What presidents do in their first few weeks in office can be telling, as it often signals the issues that have their attention and will be priorities for their administrations.
So it’s notable that President Donald Trump, in one of his first acts as the nation’s chief executive, proclaimed a “National School Choice Week” and called upon states and municipalities to work toward expanding educational options “for every child in America.”
That’s a nice sentiment. Now the hard work begins.
It’s rather easy, after all, to call for sweeping new programs from the campaign trail, where Trump proposed a $20 billion federal voucher program to give low-income students the opportunity to seek better school situations. It’s harder to get Congress, even one controlled in both chambers by fellow Republicans, to commit taxpayer money to such grandiose ideas.
And even if Trump could wave a magic wand and make it so, that $20 billion would barely scratch the surface of what is needed.
That’s because the lack of choices that hold back individuals from low-income backgrounds isn’t limited to where they go to school — which is why we can put aside arguments about whether vouchers are even a good investment (the research findings are mixed) in the first place.

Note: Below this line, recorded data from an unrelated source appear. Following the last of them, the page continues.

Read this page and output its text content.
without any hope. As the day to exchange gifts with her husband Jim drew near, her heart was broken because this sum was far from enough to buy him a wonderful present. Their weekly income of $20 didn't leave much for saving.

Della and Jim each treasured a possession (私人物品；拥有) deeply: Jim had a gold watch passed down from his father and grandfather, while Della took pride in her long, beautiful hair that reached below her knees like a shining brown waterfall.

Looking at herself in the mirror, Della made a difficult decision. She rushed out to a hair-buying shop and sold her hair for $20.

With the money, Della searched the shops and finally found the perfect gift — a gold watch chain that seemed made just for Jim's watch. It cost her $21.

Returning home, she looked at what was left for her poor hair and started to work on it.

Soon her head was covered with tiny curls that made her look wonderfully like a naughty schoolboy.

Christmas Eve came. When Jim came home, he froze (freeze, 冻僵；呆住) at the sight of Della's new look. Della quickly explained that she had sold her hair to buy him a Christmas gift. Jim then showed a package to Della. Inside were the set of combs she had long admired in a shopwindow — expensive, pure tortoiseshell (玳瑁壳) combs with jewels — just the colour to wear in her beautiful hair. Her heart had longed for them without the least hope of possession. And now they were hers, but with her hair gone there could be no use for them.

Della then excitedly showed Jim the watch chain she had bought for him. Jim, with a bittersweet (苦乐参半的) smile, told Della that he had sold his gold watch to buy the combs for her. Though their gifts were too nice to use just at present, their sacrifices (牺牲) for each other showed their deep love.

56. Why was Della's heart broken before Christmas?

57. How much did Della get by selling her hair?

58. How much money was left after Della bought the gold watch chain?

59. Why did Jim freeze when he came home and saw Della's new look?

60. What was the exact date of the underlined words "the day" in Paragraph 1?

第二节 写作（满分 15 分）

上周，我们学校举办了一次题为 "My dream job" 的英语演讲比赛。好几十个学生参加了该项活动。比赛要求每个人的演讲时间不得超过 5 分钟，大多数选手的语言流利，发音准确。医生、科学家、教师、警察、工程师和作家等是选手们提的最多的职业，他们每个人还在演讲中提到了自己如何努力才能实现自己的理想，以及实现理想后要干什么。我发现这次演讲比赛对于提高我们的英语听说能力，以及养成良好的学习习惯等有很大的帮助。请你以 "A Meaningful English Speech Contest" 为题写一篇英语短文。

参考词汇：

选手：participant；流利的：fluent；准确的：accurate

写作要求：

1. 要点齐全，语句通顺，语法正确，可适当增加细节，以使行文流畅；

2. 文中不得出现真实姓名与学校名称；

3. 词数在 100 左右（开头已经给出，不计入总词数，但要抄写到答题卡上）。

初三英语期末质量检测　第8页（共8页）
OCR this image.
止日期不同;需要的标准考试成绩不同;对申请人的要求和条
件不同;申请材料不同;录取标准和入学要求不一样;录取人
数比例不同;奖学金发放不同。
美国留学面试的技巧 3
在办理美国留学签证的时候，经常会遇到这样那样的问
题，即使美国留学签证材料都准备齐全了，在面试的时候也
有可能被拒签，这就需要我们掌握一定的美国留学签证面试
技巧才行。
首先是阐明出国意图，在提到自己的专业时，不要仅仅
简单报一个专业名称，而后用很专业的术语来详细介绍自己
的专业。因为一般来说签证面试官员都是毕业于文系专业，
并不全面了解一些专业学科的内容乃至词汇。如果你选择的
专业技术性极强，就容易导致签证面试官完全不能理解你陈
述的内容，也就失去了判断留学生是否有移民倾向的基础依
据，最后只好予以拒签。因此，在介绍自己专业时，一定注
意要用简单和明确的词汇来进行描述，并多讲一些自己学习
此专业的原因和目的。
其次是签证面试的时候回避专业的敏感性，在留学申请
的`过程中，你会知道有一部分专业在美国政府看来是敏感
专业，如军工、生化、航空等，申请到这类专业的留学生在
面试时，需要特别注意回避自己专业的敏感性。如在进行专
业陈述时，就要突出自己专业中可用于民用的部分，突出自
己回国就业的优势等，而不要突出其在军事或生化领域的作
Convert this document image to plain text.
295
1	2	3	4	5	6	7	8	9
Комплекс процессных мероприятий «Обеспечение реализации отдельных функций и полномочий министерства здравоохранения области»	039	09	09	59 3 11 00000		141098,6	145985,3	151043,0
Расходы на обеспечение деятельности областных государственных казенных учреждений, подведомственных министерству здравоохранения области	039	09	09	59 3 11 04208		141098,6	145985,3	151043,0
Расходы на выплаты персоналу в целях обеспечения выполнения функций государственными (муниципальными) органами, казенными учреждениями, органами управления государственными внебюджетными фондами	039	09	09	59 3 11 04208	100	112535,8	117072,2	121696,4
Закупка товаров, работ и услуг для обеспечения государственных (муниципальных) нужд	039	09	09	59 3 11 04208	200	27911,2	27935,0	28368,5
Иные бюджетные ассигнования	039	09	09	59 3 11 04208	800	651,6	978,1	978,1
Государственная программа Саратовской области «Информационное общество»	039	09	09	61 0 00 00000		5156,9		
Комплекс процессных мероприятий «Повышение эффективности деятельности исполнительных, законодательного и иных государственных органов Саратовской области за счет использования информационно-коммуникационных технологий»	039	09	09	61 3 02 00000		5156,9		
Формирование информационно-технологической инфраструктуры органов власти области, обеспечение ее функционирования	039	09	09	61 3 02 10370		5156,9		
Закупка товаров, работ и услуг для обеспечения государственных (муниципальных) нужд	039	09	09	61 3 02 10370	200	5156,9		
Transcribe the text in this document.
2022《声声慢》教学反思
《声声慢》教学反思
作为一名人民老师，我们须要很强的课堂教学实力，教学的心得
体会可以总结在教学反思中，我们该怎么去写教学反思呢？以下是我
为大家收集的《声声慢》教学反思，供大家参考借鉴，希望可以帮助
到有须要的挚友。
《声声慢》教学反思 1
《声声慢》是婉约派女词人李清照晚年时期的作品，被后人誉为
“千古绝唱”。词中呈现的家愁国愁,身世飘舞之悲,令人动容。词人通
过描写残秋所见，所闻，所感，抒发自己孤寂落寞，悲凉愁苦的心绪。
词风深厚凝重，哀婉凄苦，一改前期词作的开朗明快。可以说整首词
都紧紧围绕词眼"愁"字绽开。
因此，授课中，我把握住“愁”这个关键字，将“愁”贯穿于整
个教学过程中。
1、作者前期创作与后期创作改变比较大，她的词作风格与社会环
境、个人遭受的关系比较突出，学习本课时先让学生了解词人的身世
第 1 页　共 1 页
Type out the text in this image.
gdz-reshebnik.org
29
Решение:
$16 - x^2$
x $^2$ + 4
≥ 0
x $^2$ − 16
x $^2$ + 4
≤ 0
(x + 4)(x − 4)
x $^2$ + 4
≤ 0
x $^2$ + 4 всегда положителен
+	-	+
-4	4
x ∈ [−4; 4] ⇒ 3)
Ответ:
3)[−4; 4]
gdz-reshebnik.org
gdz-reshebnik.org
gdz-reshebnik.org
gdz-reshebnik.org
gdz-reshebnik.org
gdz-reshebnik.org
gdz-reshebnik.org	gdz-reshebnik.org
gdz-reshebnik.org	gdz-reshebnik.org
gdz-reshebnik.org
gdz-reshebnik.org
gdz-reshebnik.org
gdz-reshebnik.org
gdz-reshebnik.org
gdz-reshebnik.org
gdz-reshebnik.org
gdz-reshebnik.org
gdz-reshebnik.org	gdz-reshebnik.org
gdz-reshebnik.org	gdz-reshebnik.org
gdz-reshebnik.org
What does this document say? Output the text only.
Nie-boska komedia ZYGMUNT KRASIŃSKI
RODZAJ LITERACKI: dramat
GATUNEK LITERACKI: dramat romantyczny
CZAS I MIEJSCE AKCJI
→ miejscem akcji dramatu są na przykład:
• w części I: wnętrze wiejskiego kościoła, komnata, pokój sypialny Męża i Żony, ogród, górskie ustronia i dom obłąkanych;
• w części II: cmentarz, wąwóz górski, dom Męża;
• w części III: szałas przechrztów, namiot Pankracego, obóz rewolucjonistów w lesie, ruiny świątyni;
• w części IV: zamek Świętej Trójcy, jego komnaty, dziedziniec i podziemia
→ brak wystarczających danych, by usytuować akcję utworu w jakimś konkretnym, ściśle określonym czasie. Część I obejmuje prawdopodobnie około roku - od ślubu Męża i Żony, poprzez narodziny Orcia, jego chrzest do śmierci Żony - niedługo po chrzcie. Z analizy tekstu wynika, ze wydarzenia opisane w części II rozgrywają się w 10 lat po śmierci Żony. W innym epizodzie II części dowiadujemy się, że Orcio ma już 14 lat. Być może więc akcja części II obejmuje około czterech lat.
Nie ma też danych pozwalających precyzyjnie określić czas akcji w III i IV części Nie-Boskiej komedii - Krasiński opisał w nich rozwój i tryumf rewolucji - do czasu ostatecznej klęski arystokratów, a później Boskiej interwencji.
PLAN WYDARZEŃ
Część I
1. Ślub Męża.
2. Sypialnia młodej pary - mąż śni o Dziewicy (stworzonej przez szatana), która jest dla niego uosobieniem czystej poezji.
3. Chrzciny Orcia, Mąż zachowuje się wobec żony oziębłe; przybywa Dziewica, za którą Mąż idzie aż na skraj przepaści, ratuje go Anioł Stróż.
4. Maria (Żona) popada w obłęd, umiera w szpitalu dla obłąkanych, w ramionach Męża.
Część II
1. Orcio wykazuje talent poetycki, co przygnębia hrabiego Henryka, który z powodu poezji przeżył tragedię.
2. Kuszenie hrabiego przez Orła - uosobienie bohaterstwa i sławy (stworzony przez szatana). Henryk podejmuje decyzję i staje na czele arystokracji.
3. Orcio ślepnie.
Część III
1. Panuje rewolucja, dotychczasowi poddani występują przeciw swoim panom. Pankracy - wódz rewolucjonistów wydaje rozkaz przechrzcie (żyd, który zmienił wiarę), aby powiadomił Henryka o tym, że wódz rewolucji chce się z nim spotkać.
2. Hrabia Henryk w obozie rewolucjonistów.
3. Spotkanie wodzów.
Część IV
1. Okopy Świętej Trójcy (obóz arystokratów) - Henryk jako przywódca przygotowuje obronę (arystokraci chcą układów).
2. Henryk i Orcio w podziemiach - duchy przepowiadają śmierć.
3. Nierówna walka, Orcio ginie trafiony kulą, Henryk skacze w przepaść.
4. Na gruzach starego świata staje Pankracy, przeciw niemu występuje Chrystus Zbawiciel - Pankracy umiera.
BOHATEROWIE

Let’s start with the most obvious and influential lack of choice: Students don’t get to choose their parents. That’s why, even if we agree that rational and responsible parents should have the ability to make more choices when it comes to their children’s educations, we still need a safety net for those who didn’t luck out in the parental lottery, or whose parents simply do not have the social, intellectual or economic resources to consider and select from a range of school choices.
Add to that the myriad other socio-economic-emotional obstacles that conspire to steal choices away from students before they can even make them. Transience. Physical ailments and injuries. Mental health challenges. Learning disabilities. Transportation insecurity. True educational choice isn’t just about having the option to choose from the best of several schools — it’s having the support to overcome whatever challenges might prevent a student from getting there.
Add to that the lack of post-secondary choices that low-income students have. Research consistently shows that low-income students are more likely to end up at for-profit universities with low graduation rates, or at community colleges from which successful transfers to four-year colleges are rare. “In part because of disparities like this,” a 2015 Hechinger Report paper concluded, “students from high-income families are a staggering eight times more likely to get bachelor’s degrees by the time they’re 24 than from low-income families.” That’s up from six times more likely in 1970.
And add to that the overwhelming lack of choices for adult learners who wish to pursue a high school diploma if they missed the opportunity to do so when they were a child. In most places across the country, the best an adult learner can hope for is a GED — which is a better-than-nothing option in most cases but, as Nobel Prize-winning economist James Heckman has pointed out “recipients still face limited opportunity” due to deficits in noncognitive skills such as persistence, motivation and reliability, as well as social stigmas surrounding this “degree-of-last-resort.” Most adults simply have no options for earning a high school diploma, because public education funding in most states is reserved for individuals under the age of 22.
Where’s that leave us? In a world where true educational choice is a far bigger issue than whether low-income students can access a few additional options via charters and vouchers. So if school choice is, as the new administration has indicated, a priority, it’s going to take a lot more than a proclamation to make it truly happen — it’s going to take a complete re-imagining of what “school choice” actually means.